Великому и знаменитому Жоффруа де Сент-Илеру в знак восхищения его работами и гением.
Де Бальзак
Госпожа Воке, урожденная де Конфлан, уже старуха; лет сорок она содержит в Париже меблированные комнаты с пансионом на улице Нев-Сент-Женевьев между Латинским кварталом и предместьем Сен-Марсо. В комнаты эти, известные под названием «Дом Воке», пускают одинаково мужчин и женщин, молодежь и стариков, но злые языки не могли никогда сказать ничего худого о нравах этого почтенного заведения. Зато здесь уже тридцать лет, как не увидишь ни одной молодой особы, а если молодой человек поселится тут, значит, родные высылают ему лишь жалкие крохи. Тем не менее в 1819 году, к которому относится начало нашей драмы, там проживала одна бедная девушка. Как ни опошлено в наши дни слово «драма» благодаря слишком частому и превратному употреблению в нашей болезненной литературе, здесь без него не обойтись; пусть эта повесть и не драматична в истинном смысле слова, но все же, по окончании этого произведения, кто-нибудь, может быть, прольет слезы intra muros et extra[1]. Поймут ли его за пределами Парижа? В этом позволительно усомниться. Частности этой драмы, насыщенной наблюдениями и полной местного колорита, могут быть оценены только между холмами Монмартра и высотами Монружа, в этой знаменитой долине, с постройками из негодного материала, ежеминутно готовыми рухнуть, и с канавами, почерневшими от грязи; в долине, полной подлинных страданий, зачастую призрачных радостей и живущей столь бурной жизнью, что лишь нечто из ряда вон выходящее может произвести здесь сколько-нибудь длительное впечатление. Однако и тут встречаются иногда горести, коим скопление пороков и добродетелей сообщает торжественность и величие: при виде их эгоизм, корысть замирают и проникаются жалостью, но впечатление от них подобно поспешно проглоченному сочному плоду. Если колесница цивилизации, похожая на колесницу идола Джагернаута, и задержится на миг, встретив сердце, которое не так легко раздавить, как другие сердца, то вскоре она сминает и его и продолжает свое победное шествие. То же самое сделаете и вы, взяв эту книгу холеной рукой и глубже усаживаясь в мягкое кресло со словами: «Может быть, это меня позабавит». Прочитав о тайных злоключениях отца Горио, вы пообедаете с аппетитом, возлагая на автора ответственность за свою бесчувственность и обвиняя его в преувеличениях и в поэтических измышлениях. Так знайте же: эта драма не вымысел и не роман. All is true[2]. Она так правдива, что каждый распознает частицы ее в самом себе, может быть, в своем собственном сердце.

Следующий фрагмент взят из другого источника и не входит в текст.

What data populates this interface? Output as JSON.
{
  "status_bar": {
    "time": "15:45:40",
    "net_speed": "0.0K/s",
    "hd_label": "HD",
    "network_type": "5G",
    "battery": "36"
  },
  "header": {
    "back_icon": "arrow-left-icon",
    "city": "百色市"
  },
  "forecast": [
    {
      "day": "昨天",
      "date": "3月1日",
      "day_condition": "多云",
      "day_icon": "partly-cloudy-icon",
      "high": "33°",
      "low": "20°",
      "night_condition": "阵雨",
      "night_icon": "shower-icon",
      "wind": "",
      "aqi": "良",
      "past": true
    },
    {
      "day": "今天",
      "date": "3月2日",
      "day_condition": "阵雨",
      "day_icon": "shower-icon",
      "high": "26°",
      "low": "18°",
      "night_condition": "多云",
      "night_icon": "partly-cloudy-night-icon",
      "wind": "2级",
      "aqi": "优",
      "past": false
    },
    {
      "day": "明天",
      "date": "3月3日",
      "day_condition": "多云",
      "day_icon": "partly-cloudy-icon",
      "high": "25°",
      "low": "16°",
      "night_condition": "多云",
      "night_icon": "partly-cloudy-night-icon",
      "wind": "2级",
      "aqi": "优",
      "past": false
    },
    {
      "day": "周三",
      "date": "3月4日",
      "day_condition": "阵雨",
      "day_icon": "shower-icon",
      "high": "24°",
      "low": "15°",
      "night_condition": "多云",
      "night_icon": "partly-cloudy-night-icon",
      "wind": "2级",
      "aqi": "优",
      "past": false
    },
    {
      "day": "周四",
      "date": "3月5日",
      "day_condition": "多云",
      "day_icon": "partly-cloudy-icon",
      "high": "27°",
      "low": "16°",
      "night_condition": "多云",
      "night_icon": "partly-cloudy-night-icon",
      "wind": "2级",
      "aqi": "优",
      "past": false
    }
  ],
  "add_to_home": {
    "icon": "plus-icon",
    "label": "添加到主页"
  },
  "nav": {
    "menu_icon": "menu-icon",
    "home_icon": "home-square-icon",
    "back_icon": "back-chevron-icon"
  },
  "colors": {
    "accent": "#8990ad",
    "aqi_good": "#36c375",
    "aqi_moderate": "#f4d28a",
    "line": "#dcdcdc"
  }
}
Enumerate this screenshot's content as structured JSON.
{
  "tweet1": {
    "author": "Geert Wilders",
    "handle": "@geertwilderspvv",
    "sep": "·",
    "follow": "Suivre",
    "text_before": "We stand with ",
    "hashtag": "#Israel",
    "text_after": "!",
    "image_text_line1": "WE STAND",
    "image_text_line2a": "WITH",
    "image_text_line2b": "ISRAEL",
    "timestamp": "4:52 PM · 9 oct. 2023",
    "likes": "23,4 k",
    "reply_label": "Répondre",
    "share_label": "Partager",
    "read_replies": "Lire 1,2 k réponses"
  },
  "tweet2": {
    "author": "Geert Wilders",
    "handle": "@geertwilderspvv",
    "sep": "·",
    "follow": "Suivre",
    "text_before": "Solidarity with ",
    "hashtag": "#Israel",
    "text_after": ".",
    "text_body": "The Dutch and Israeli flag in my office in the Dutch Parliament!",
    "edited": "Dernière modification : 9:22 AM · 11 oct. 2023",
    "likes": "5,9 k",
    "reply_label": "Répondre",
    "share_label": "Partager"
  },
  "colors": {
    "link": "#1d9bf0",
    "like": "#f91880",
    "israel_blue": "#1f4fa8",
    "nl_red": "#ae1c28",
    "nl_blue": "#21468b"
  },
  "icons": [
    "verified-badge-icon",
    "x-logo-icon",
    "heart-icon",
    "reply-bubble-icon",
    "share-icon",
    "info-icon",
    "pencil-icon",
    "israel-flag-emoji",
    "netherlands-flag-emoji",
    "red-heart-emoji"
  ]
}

Дом, где сдаются меблированные комнаты с пансионом, принадлежит госпоже Воке. Он расположен внизу улицы Нев-Сент-Женевьев, в том месте, где есть такой крутой спуск к улице Арбалет, что лошади редко поднимаются и спускаются по этому косогору. Обстоятельство это благоприятствует тишине, царствующей в улицах, стиснутых между куполом Валь де Грас и куполом Пантеона — двумя сооружениями, которые изменяют оттенки атмосферы, отбрасывая в нее желтые тона, все омрачая в ней суровыми отсветами своих куполов. Мостовые тут сухи, в водостоках нет ни грязи, ни воды, вдоль стен растет трава. Грусть охватывает здесь даже самого беззаботного человека, как и всех прохожих; стук экипажа делается тут событием: дома угрюмы, высокие стены пахнут тюрьмой. Случайно забредший сюда парижанин увидел бы лишь общедоступные меблированные комнаты или учебные заведения, нищету или скуку, старость на пороге смерти или жизнерадостную юность, принужденную трудиться. Нет в Париже квартала более ужасного и, прибавим, менее известного. В особенности улица Нев-Сент-Женевьев — словно бронзовая рама, единственно подходящая к этому рассказу, к восприятию которого нелишне подготовить ум темными красками, суровыми мыслями; так с каждой ступенькой меркнет дневной свет и глубже звучит протяжный голос проводника, когда путешественник спускается в катакомбы. Верное сравнение! Кто решит, что ужаснее: зрелище иссохших сердец или пустых черепов?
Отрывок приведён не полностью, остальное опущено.